No one could possibly trust the results of the last Afghan election. Nearly a third of the votes from the first round of voting were thrown out because of fraud. The incumbent Hamid Karzai nearly declared himself the victor anyway. And when his opponent dropped out before the second round of balloting, Mr Karzai waltzed into office with barely a nod to the principles he had trod underfoot. Now it seems that the president is determined to shed even the flimsy mandate that his election provided him. Since the August ballot, Nato countries, whose troops are fighting and dying in Afghanistan, have pressured Mr Karzai to curb corruption and replace election officials. On Tuesday he finally acted - by giving himself complete control over the last independent watchdog overseeing voting, the Electoral Complaints Commission.

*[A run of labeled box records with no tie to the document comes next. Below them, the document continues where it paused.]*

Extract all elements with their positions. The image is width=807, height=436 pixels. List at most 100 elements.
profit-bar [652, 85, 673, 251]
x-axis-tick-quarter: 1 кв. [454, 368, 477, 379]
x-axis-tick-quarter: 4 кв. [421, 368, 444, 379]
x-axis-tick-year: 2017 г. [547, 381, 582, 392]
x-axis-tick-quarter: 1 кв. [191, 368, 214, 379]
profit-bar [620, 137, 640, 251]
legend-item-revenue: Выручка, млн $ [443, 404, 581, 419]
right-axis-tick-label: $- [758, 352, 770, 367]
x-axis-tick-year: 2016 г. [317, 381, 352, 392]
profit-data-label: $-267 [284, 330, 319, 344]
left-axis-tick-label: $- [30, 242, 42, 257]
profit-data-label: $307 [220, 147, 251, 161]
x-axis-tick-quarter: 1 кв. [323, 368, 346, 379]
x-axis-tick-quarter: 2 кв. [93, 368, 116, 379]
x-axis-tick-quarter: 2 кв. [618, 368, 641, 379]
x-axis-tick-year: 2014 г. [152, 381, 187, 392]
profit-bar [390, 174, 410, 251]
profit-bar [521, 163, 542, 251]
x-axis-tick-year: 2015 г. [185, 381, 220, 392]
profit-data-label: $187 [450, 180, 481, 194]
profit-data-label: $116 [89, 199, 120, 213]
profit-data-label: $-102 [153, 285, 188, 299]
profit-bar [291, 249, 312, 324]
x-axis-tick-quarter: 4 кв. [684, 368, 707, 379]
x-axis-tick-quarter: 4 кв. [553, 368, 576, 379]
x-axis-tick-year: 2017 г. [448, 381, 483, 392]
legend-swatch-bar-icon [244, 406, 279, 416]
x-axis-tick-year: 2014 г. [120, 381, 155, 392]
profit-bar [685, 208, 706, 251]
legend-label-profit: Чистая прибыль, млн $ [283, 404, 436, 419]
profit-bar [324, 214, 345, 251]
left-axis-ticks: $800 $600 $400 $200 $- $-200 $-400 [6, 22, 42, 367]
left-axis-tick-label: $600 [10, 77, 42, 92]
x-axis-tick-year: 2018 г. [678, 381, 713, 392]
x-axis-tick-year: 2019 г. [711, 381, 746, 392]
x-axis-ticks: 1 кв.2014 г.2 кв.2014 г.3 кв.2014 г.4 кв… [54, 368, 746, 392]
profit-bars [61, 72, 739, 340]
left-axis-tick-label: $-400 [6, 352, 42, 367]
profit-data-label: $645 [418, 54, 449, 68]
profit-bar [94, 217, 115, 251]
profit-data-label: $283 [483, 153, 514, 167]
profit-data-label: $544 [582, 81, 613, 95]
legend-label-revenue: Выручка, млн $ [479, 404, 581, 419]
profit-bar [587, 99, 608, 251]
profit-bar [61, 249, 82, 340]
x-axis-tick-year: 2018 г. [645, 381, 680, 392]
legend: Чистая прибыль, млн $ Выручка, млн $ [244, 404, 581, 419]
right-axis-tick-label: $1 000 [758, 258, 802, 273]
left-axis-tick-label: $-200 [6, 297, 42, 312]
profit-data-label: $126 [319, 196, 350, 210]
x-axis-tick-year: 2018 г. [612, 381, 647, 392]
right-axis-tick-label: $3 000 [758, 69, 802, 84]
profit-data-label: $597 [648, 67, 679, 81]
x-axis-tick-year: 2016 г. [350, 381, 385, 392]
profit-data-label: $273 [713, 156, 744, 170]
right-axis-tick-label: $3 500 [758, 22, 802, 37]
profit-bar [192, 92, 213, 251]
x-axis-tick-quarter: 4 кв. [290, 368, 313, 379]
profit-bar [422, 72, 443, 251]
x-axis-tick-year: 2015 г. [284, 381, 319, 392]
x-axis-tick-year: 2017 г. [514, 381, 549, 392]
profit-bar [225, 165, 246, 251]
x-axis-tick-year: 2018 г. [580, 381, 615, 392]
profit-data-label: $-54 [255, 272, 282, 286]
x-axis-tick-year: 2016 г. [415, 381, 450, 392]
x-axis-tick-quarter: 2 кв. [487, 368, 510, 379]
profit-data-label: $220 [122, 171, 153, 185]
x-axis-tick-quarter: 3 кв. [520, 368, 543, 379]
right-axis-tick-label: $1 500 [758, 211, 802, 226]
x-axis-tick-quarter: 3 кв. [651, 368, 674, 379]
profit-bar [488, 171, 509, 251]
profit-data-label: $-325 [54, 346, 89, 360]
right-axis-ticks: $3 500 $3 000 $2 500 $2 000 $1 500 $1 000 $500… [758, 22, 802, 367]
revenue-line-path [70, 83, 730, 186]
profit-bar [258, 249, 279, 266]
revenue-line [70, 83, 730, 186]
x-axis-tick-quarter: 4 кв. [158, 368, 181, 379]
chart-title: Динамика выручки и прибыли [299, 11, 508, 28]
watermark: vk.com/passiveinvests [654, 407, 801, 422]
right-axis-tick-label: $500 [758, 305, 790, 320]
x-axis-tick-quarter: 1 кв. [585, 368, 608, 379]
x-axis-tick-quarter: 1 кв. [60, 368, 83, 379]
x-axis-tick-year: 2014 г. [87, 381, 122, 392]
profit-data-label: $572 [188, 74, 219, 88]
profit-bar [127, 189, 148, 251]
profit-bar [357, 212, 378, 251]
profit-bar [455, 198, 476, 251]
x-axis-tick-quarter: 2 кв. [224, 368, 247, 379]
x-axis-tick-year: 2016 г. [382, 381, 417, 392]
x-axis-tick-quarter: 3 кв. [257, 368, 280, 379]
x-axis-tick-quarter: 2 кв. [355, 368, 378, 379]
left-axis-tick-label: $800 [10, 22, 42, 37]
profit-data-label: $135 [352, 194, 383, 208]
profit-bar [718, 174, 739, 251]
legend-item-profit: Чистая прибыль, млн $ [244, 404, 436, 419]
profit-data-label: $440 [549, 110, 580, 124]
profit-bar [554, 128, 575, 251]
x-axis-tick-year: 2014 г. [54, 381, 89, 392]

It isn't difficult to understand Mr Karzai's reasons for further brutalising the Afghan constitution. Referred to by his detractors as "the mayor of Kabul" because of his tenuous grip outside the capital, the president is trying to centralise as much power as he can before parliamentary elections in September. If he and his allies can repeat their last performance, Afghanistan will be a democracy only in name.
That would be a serious setback for the stability of the country, which desperately needs functioning institutions to channel conflict from the battlefield to the political arena. But democratisation and stronger institutions will do little to benefit Mr Karzai's inner circle. His power base is a coterie of allies of convenience tied to him by a corrupt system of patronage. Afghanistan has seen the rise and fall of this kind of leader before.
For all of the squeamishness about Mr Karzai's dodgy electioneering, his regime's corruption, it is still Nato and coalition forces that keep him in power. The alternative to Mr Karzai is a return to the Taliban. The US reinforcements and the beginning of a long campaign in Helmand province are ongoing despite, not because of, Mr Karzai's leadership. For the time being, he can still shelter under their umbrella. Eventually he will have to stand on his own.
Mr Karzai's long-term prospects have always depended on his ability and willingness to deliver good governance, which is now a distant hope at best. The struggle to define Afghanistan will continue, but this president's political machinations do little for his country. And should they continue, they will lead to his own undoing.